Erscheinungsdatum: 23.11.2018

Rezension aus FALTER 51-52/2018

Annette Bik geht mit ihrer Geige an die Grenzen des Kosmos J.S. Bach

Annette Bik, eine der vielseitigsten Musikerinnen unserer Tage, war Gründungsmitglied des renommierten Hagen Quartetts und des Klangforum Wien, eines der weltweit besten Ensembles für Neue Musik. Sie spielte im Chamber Orchestra of Europe und gastiert immer wieder beim Concentus musicus, dem von Nikolaus Harnoncourt gegründeten Ensemble für Aufführung Alter Musik.

Mit Kolleginnen führt Bik im Attensam-Quartett exquisite Schrammelmusik auf, von Originalkompositionen bis zu zeitgenössischen Arbeiten. Für Tangomusik hat sie das Ensemble Tango la Boca. Jahrelang war sie mit dem berühmten lettischen Geiger Gidon Kremer in aller Welt unterwegs. Von vielen ihrer Aufführungen existieren Einspielungen auf renommierten Plattenlabels.

Es ist also keine Phrase, wenn Annette Bik von sich sagt, sie liebe „den Clash der Jahrhunderte“. Am liebsten sei es ihr, wenn in einem Konzert die Zeiträume weit auseinanderliegen. Seit ihrem Violinstudium am Mozarteum gilt ihr Bachs Partita in h-Moll als eine Schlüsselkomposition. Bei diesem in jeder Hinsicht großen Werk schrieb Johann Sebastian Bach zu jedem Satz ein Double, als eine Art Antwort auf sich selbst.

Annette Bik bat drei zeitgenössische Komponisten und eine Komponistin, ihrerseits für ihre erste Soloaufnahme dazu noch ein Double zu schreiben.

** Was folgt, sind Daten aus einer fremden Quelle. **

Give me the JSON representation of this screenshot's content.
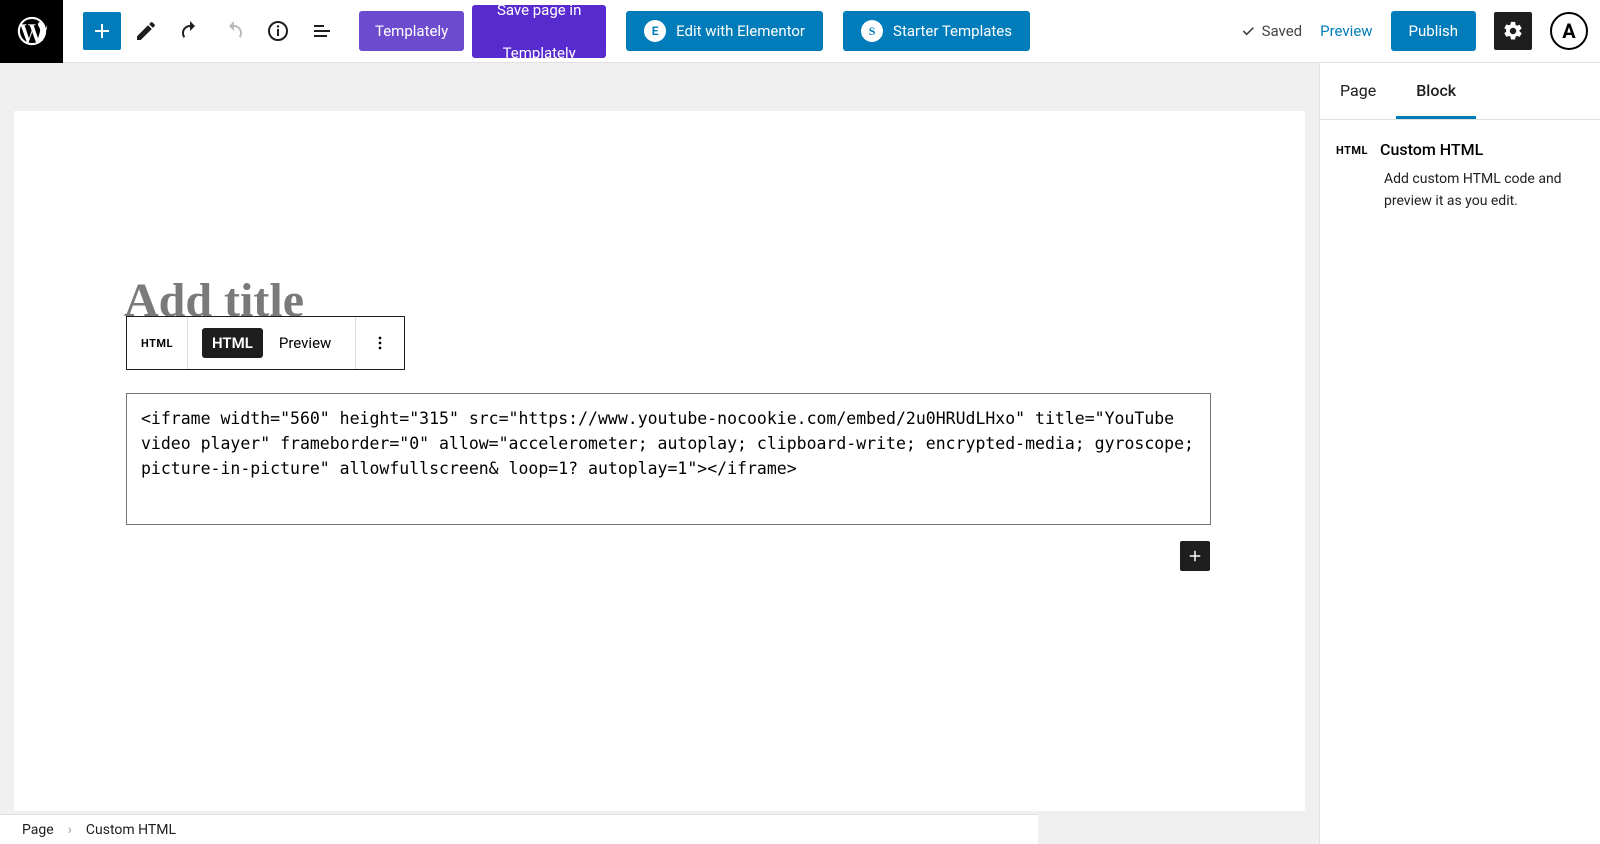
{
  "toolbar": {
    "templately_label": "Templately",
    "save_page_top": "Save page in",
    "save_page_bottom": "Templately",
    "elementor_label": "Edit with Elementor",
    "starter_label": "Starter Templates",
    "saved_label": "Saved",
    "preview_label": "Preview",
    "publish_label": "Publish",
    "astra_letter": "A"
  },
  "editor": {
    "title_placeholder": "Add title",
    "block_toolbar": {
      "icon_label": "HTML",
      "html_tab": "HTML",
      "preview_tab": "Preview"
    },
    "html_content": "<iframe width=\"560\" height=\"315\" src=\"https://www.youtube-nocookie.com/embed/2u0HRUdLHxo\" title=\"YouTube video player\" frameborder=\"0\" allow=\"accelerometer; autoplay; clipboard-write; encrypted-media; gyroscope; picture-in-picture\" allowfullscreen& loop=1? autoplay=1\"></iframe>"
  },
  "sidebar": {
    "tabs": {
      "page": "Page",
      "block": "Block"
    },
    "block_icon": "HTML",
    "block_title": "Custom HTML",
    "block_desc": "Add custom HTML code and preview it as you edit."
  },
  "breadcrumb": {
    "root": "Page",
    "current": "Custom HTML"
  }
}
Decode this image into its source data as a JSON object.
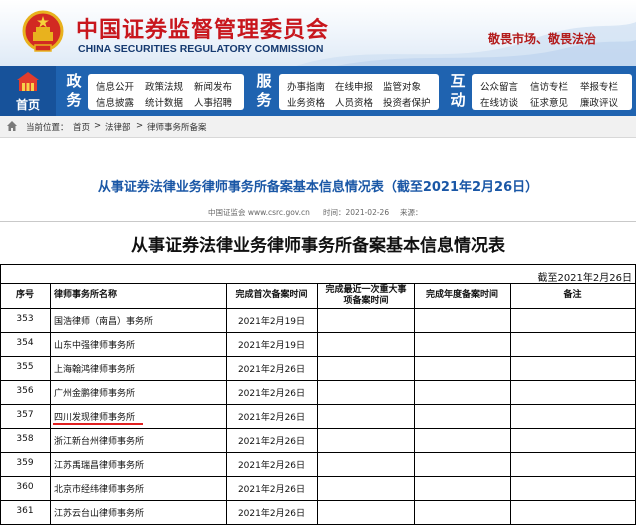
{
  "header": {
    "title_cn": "中国证券监督管理委员会",
    "title_en": "CHINA SECURITIES REGULATORY COMMISSION",
    "slogan": "敬畏市场、敬畏法治"
  },
  "nav": {
    "home_label": "首页",
    "groups": [
      {
        "category": [
          "政",
          "务"
        ],
        "links": [
          "信息公开",
          "政策法规",
          "新闻发布",
          "信息披露",
          "统计数据",
          "人事招聘"
        ]
      },
      {
        "category": [
          "服",
          "务"
        ],
        "links": [
          "办事指南",
          "在线申报",
          "监管对象",
          "业务资格",
          "人员资格",
          "投资者保护"
        ]
      },
      {
        "category": [
          "互",
          "动"
        ],
        "links": [
          "公众留言",
          "信访专栏",
          "举报专栏",
          "在线访谈",
          "征求意见",
          "廉政评议"
        ]
      }
    ]
  },
  "breadcrumb": {
    "items": [
      "当前位置：",
      "首页",
      ">",
      "法律部",
      ">",
      "律师事务所备案"
    ]
  },
  "article": {
    "title": "从事证券法律业务律师事务所备案基本信息情况表（截至2021年2月26日）",
    "source": "中国证监会 www.csrc.gov.cn",
    "time": "时间：2021-02-26",
    "from": "来源："
  },
  "table": {
    "title": "从事证券法律业务律师事务所备案基本信息情况表",
    "as_of": "截至2021年2月26日",
    "headers": [
      "序号",
      "律师事务所名称",
      "完成首次备案时间",
      "完成最近一次重大事项备案时间",
      "完成年度备案时间",
      "备注"
    ],
    "rows": [
      {
        "no": "353",
        "name": "国浩律师（南昌）事务所",
        "first": "2021年2月19日",
        "recent": "",
        "annual": "",
        "note": ""
      },
      {
        "no": "354",
        "name": "山东中强律师事务所",
        "first": "2021年2月19日",
        "recent": "",
        "annual": "",
        "note": ""
      },
      {
        "no": "355",
        "name": "上海翰鸿律师事务所",
        "first": "2021年2月26日",
        "recent": "",
        "annual": "",
        "note": ""
      },
      {
        "no": "356",
        "name": "广州金鹏律师事务所",
        "first": "2021年2月26日",
        "recent": "",
        "annual": "",
        "note": ""
      },
      {
        "no": "357",
        "name": "四川发现律师事务所",
        "first": "2021年2月26日",
        "recent": "",
        "annual": "",
        "note": ""
      },
      {
        "no": "358",
        "name": "浙江新台州律师事务所",
        "first": "2021年2月26日",
        "recent": "",
        "annual": "",
        "note": ""
      },
      {
        "no": "359",
        "name": "江苏禹瑞昌律师事务所",
        "first": "2021年2月26日",
        "recent": "",
        "annual": "",
        "note": ""
      },
      {
        "no": "360",
        "name": "北京市经纬律师事务所",
        "first": "2021年2月26日",
        "recent": "",
        "annual": "",
        "note": ""
      },
      {
        "no": "361",
        "name": "江苏云台山律师事务所",
        "first": "2021年2月26日",
        "recent": "",
        "annual": "",
        "note": ""
      }
    ]
  },
  "colors": {
    "brand_red": "#c8161d",
    "nav_blue": "#1f63b0",
    "title_blue": "#1a57a6",
    "highlight_underline": "#e02020"
  }
}
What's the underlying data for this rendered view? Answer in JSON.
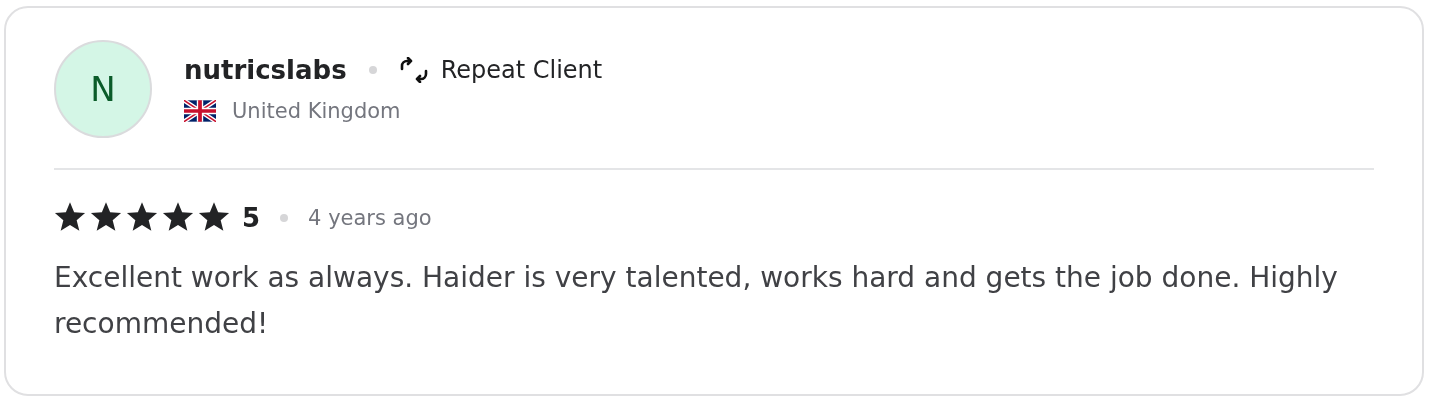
{
  "review": {
    "avatar_initial": "N",
    "username": "nutricslabs",
    "badge": "Repeat Client",
    "country": "United Kingdom",
    "stars": 5,
    "rating": "5",
    "time": "4 years ago",
    "text": "Excellent work as always. Haider is very talented, works hard and gets the job done. Highly recommended!"
  }
}
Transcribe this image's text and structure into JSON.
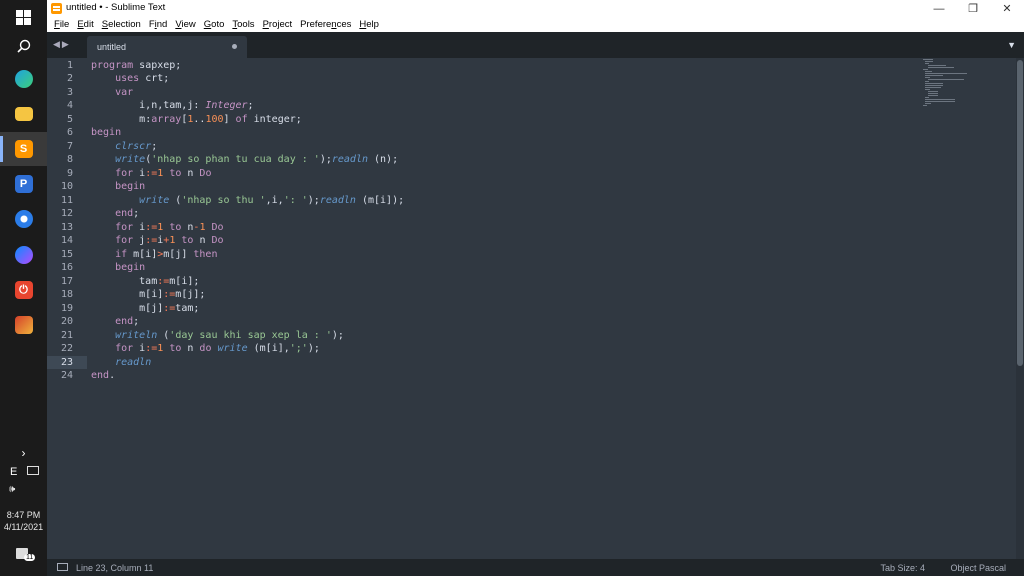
{
  "window": {
    "title": "untitled • - Sublime Text"
  },
  "menu": [
    {
      "mnemonic": "F",
      "rest": "ile"
    },
    {
      "mnemonic": "E",
      "rest": "dit"
    },
    {
      "mnemonic": "S",
      "rest": "election"
    },
    {
      "lead": "F",
      "mnemonic": "i",
      "rest": "nd"
    },
    {
      "mnemonic": "V",
      "rest": "iew"
    },
    {
      "mnemonic": "G",
      "rest": "oto"
    },
    {
      "mnemonic": "T",
      "rest": "ools"
    },
    {
      "mnemonic": "P",
      "rest": "roject"
    },
    {
      "lead": "Prefere",
      "mnemonic": "n",
      "rest": "ces"
    },
    {
      "mnemonic": "H",
      "rest": "elp"
    }
  ],
  "tab": {
    "title": "untitled",
    "dirty": true
  },
  "editor": {
    "current_line": 23,
    "lines": [
      [
        [
          "program",
          "k"
        ],
        [
          " sapxep;",
          ""
        ]
      ],
      [
        [
          "    uses",
          "k"
        ],
        [
          " crt;",
          ""
        ]
      ],
      [
        [
          "    var",
          "k"
        ]
      ],
      [
        [
          "        i,n,tam,j: ",
          ""
        ],
        [
          "Integer",
          "it"
        ],
        [
          ";",
          ""
        ]
      ],
      [
        [
          "        m",
          ""
        ],
        [
          ":",
          ""
        ],
        [
          "array",
          "k"
        ],
        [
          "[",
          ""
        ],
        [
          "1",
          "n"
        ],
        [
          "..",
          ""
        ],
        [
          "100",
          "n"
        ],
        [
          "] ",
          ""
        ],
        [
          "of",
          "k"
        ],
        [
          " integer;",
          ""
        ]
      ],
      [
        [
          "begin",
          "k"
        ]
      ],
      [
        [
          "    ",
          ""
        ],
        [
          "clrscr",
          "f"
        ],
        [
          ";",
          ""
        ]
      ],
      [
        [
          "    ",
          ""
        ],
        [
          "write",
          "f"
        ],
        [
          "(",
          ""
        ],
        [
          "'nhap so phan tu cua day : '",
          "s"
        ],
        [
          ");",
          ""
        ],
        [
          "readln",
          "f"
        ],
        [
          " (n);",
          ""
        ]
      ],
      [
        [
          "    ",
          ""
        ],
        [
          "for",
          "k"
        ],
        [
          " i",
          ""
        ],
        [
          ":=",
          "o"
        ],
        [
          "1",
          "n"
        ],
        [
          " ",
          ""
        ],
        [
          "to",
          "k"
        ],
        [
          " n ",
          ""
        ],
        [
          "Do",
          "k"
        ]
      ],
      [
        [
          "    ",
          ""
        ],
        [
          "begin",
          "k"
        ]
      ],
      [
        [
          "        ",
          ""
        ],
        [
          "write",
          "f"
        ],
        [
          " (",
          ""
        ],
        [
          "'nhap so thu '",
          "s"
        ],
        [
          ",i,",
          ""
        ],
        [
          "': '",
          "s"
        ],
        [
          ");",
          ""
        ],
        [
          "readln",
          "f"
        ],
        [
          " (m[i]);",
          ""
        ]
      ],
      [
        [
          "    ",
          ""
        ],
        [
          "end",
          "k"
        ],
        [
          ";",
          ""
        ]
      ],
      [
        [
          "    ",
          ""
        ],
        [
          "for",
          "k"
        ],
        [
          " i",
          ""
        ],
        [
          ":=",
          "o"
        ],
        [
          "1",
          "n"
        ],
        [
          " ",
          ""
        ],
        [
          "to",
          "k"
        ],
        [
          " n",
          ""
        ],
        [
          "-",
          "o"
        ],
        [
          "1",
          "n"
        ],
        [
          " ",
          ""
        ],
        [
          "Do",
          "k"
        ]
      ],
      [
        [
          "    ",
          ""
        ],
        [
          "for",
          "k"
        ],
        [
          " j",
          ""
        ],
        [
          ":=",
          "o"
        ],
        [
          "i",
          ""
        ],
        [
          "+",
          "o"
        ],
        [
          "1",
          "n"
        ],
        [
          " ",
          ""
        ],
        [
          "to",
          "k"
        ],
        [
          " n ",
          ""
        ],
        [
          "Do",
          "k"
        ]
      ],
      [
        [
          "    ",
          ""
        ],
        [
          "if",
          "k"
        ],
        [
          " m[i]",
          ""
        ],
        [
          ">",
          "o"
        ],
        [
          "m[j] ",
          ""
        ],
        [
          "then",
          "k"
        ]
      ],
      [
        [
          "    ",
          ""
        ],
        [
          "begin",
          "k"
        ]
      ],
      [
        [
          "        tam",
          ""
        ],
        [
          ":=",
          "o"
        ],
        [
          "m[i];",
          ""
        ]
      ],
      [
        [
          "        m[i]",
          ""
        ],
        [
          ":=",
          "o"
        ],
        [
          "m[j];",
          ""
        ]
      ],
      [
        [
          "        m[j]",
          ""
        ],
        [
          ":=",
          "o"
        ],
        [
          "tam;",
          ""
        ]
      ],
      [
        [
          "    ",
          ""
        ],
        [
          "end",
          "k"
        ],
        [
          ";",
          ""
        ]
      ],
      [
        [
          "    ",
          ""
        ],
        [
          "writeln",
          "f"
        ],
        [
          " (",
          ""
        ],
        [
          "'day sau khi sap xep la : '",
          "s"
        ],
        [
          ");",
          ""
        ]
      ],
      [
        [
          "    ",
          ""
        ],
        [
          "for",
          "k"
        ],
        [
          " i",
          ""
        ],
        [
          ":=",
          "o"
        ],
        [
          "1",
          "n"
        ],
        [
          " ",
          ""
        ],
        [
          "to",
          "k"
        ],
        [
          " n ",
          ""
        ],
        [
          "do",
          "k"
        ],
        [
          " ",
          ""
        ],
        [
          "write",
          "f"
        ],
        [
          " (m[i],",
          ""
        ],
        [
          "';'",
          "s"
        ],
        [
          ");",
          ""
        ]
      ],
      [
        [
          "    ",
          ""
        ],
        [
          "readln",
          "f"
        ]
      ],
      [
        [
          "end",
          "k"
        ],
        [
          ".",
          ""
        ]
      ]
    ]
  },
  "status": {
    "position": "Line 23, Column 11",
    "tab_size": "Tab Size: 4",
    "syntax": "Object Pascal"
  },
  "taskbar": {
    "time": "8:47 PM",
    "date": "4/11/2021",
    "lang": "E",
    "notification_count": "11"
  },
  "colors": {
    "background": "#303841",
    "keyword": "#c594c5",
    "string": "#99c794",
    "function": "#6699cc",
    "number": "#f99157",
    "operator": "#f97b58",
    "gutter_text": "#a7adba"
  }
}
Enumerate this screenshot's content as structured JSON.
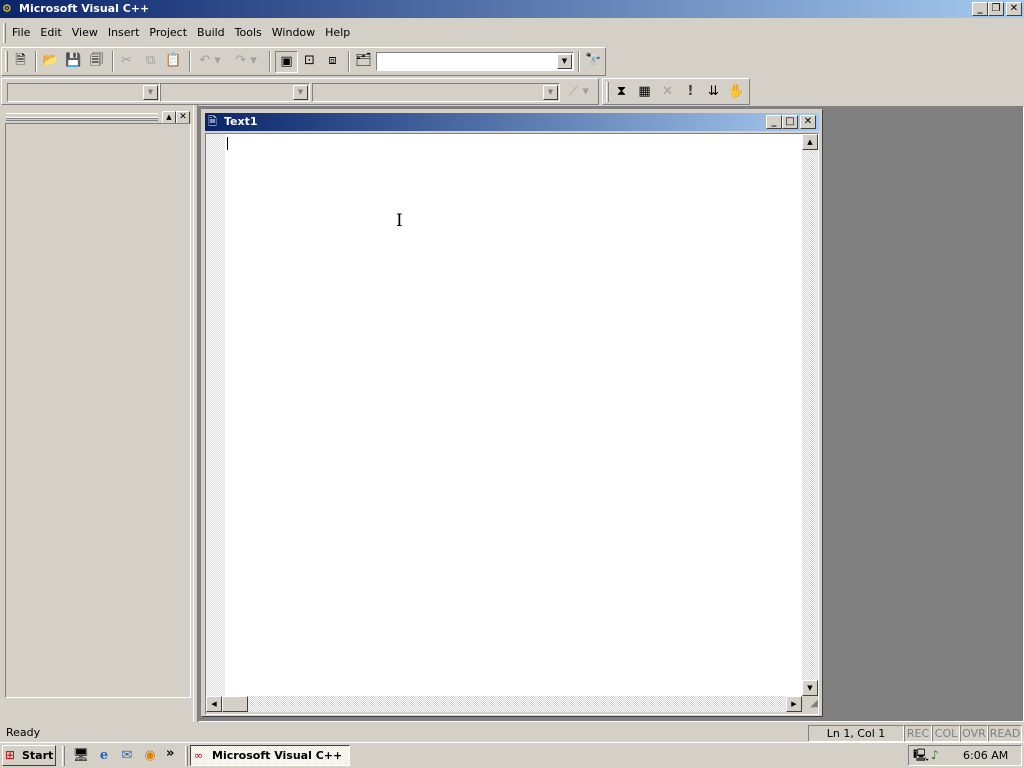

Das Ergebnis ist eine hinreißende CD, in der Bik ihren Bach schweben lässt, mit klaren Pausen, in denen die allumfassende Dimension dieser Musik aufblüht. Bach ist eben eine vollendete Welt auch für Skeptiker, eine religiöse Erfahrung selbst für Atheisten.

Die zeitgenössischen Kompositionen zeigen Biks erstaunliche Virtuosität bei den zum Teil äußerst komplexen Werken. Sie zeigen, wie eine Musik, die längst ganz woanders angekommen ist, noch an ihre Wurzeln zurückreicht. Der Kosmos wird immer größer. Oder nicht. Es genügt, wenn die Kunst beweist, dass sie noch lange nicht am Ende ist.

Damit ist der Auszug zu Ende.